5 Things to Know Before Teaching in India
Caroline Thee spent time teaching English in the slums of India. Here she shares her experiences...
1. You will be spending money
The education system in India is light-years behind the western world. Now go into the slums and intensify the need for reform times ten. The result – no resources. No resources for the students, no resources for the teachers, no resources for the teachers to help engage and teach the students. This being said, money will need to be spent on posters, paper, markers, décor for the classroom, or any sort of realia (real-life props) that can be brought into the classroom to grab the students’ attention long enough to complete a meaningful lesson. Ahem… fundraising is a good idea!
2. Study the cultural norms
These norms go far beyond what not to wear. Attempting to understand the more daunting cultural issues occurring in India will enlighten your classroom experience tenfold. Most likely indirectly, the topics of gender roles, rape culture, child labor, child marriage, political corruption, etc. will all arise in the classroom.

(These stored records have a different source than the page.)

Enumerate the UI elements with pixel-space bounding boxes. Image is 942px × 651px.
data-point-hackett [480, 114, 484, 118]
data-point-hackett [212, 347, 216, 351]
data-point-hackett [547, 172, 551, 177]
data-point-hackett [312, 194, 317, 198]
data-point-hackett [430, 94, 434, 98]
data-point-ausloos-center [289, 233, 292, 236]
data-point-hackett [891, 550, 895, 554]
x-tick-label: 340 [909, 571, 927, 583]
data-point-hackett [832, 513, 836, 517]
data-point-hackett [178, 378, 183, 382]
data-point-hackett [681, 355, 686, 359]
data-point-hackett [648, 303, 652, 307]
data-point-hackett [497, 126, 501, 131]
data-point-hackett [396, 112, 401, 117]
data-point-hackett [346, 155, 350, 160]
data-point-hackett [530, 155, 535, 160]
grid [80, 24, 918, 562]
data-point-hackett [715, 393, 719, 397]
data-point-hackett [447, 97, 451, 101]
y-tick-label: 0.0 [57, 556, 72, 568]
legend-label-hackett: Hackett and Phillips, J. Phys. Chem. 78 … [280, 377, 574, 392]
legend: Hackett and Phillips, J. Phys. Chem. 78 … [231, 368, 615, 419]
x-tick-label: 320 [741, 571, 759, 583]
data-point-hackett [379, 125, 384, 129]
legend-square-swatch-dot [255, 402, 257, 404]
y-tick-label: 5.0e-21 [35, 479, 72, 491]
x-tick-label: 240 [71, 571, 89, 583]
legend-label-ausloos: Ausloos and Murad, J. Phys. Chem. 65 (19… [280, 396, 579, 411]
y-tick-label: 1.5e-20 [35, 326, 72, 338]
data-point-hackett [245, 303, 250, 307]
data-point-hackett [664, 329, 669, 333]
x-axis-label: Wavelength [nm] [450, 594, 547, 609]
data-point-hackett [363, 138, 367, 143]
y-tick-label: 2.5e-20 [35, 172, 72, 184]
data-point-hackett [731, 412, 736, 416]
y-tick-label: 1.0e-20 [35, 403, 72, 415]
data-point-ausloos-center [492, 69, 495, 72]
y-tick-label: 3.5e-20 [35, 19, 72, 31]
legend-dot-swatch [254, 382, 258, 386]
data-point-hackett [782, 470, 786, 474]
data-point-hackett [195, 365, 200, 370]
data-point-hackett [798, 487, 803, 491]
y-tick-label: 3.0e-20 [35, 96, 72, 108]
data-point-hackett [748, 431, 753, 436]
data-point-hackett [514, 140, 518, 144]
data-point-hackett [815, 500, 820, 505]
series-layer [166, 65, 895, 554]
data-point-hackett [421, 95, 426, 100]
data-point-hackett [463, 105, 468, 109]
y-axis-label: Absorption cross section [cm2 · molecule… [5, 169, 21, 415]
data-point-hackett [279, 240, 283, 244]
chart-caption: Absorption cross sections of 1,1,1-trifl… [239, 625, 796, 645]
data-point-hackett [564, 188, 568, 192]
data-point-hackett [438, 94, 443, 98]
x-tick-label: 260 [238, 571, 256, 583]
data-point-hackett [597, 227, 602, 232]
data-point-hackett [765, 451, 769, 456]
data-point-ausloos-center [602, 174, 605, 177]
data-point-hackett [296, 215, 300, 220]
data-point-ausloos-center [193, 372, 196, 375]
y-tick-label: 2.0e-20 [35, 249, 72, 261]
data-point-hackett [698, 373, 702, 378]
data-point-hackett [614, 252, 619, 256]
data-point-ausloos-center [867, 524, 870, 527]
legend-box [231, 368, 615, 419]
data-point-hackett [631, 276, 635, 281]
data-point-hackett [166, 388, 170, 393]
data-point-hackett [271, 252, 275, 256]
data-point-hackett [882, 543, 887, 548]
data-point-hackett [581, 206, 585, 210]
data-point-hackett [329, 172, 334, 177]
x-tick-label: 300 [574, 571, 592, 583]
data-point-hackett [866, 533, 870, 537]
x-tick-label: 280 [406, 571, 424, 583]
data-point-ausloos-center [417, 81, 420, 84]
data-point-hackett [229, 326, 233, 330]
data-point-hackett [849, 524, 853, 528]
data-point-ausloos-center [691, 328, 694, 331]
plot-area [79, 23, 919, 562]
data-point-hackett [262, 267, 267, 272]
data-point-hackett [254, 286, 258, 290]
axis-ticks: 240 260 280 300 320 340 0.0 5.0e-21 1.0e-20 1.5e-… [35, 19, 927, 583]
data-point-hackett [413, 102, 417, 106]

For example, why are there hardly any secondary school aged girls in your class? Probably because there are no female bathrooms, they fear for their safety, they have to work at home, they have to work in the streets, they are married, they have children – the list can go on and on. Even just basic awareness in these areas will allow the class to be taught more effectively, because culturally inappropriate topics will be avoided and a basic understanding will lead you to be… well… more understanding.
3. It’s Henglish, not English
There is an unofficial language in India – Henglish. Henglish is the product of a lot of Hindi mixed with a little English, therefore leaving you with a language that rapidly flies off the tongues of locals as you pretend to understand while you smile and nod politely. It is an indicator that the people of India desire to have their beloved Hindustan resemble the western world more and more. As cool as Henglish is linguistically, it is the most English you are likely to hear while teaching in the slums. Although being fluent in the language of the country you are teaching in is not a necessity to teach English, it might be worth brushing up on your Hindi to at least be able to communicate with the staff at your workplace.
Tip: just don’t let the students know you speak Hindi! They will use it as a crutch in class instead of trying to use their newly acquired English skills.
4. Games, games, games
Running games, speaking games, writing games, board games, card games, memory games, any games! Your class is likely to be made up of students that do not meet their actual grade level requirements. This means that half of your students might know how to read English and hold a conversation, while the other half of your students might know only how to sing the alphabet.
Games are a great way to keep the students that already know the subject matter entertained and practicing their language skills at their level, while the other students who do not know the subject matter can be challenged while learning in a way that they can enjoy.
5. Just because you are the teacher, does not mean you will be teaching
There is so much to learn while teaching in the slums. Your eyes and heart will be opened as you see the potential and yearning these young students have. At times you will feel hopeless, useless, wrong, over privileged, impatient and mean. However, at other times you will feel helpful, maternal, correct, inspiring and inspired. There will be good days and bad days, and it will, without a doubt, be a challenge, but with a great challenge can come a great reward. Who knows, you might be the reason a child decides to continue their education, and in India the difference between being uneducated and educated can make a world of difference.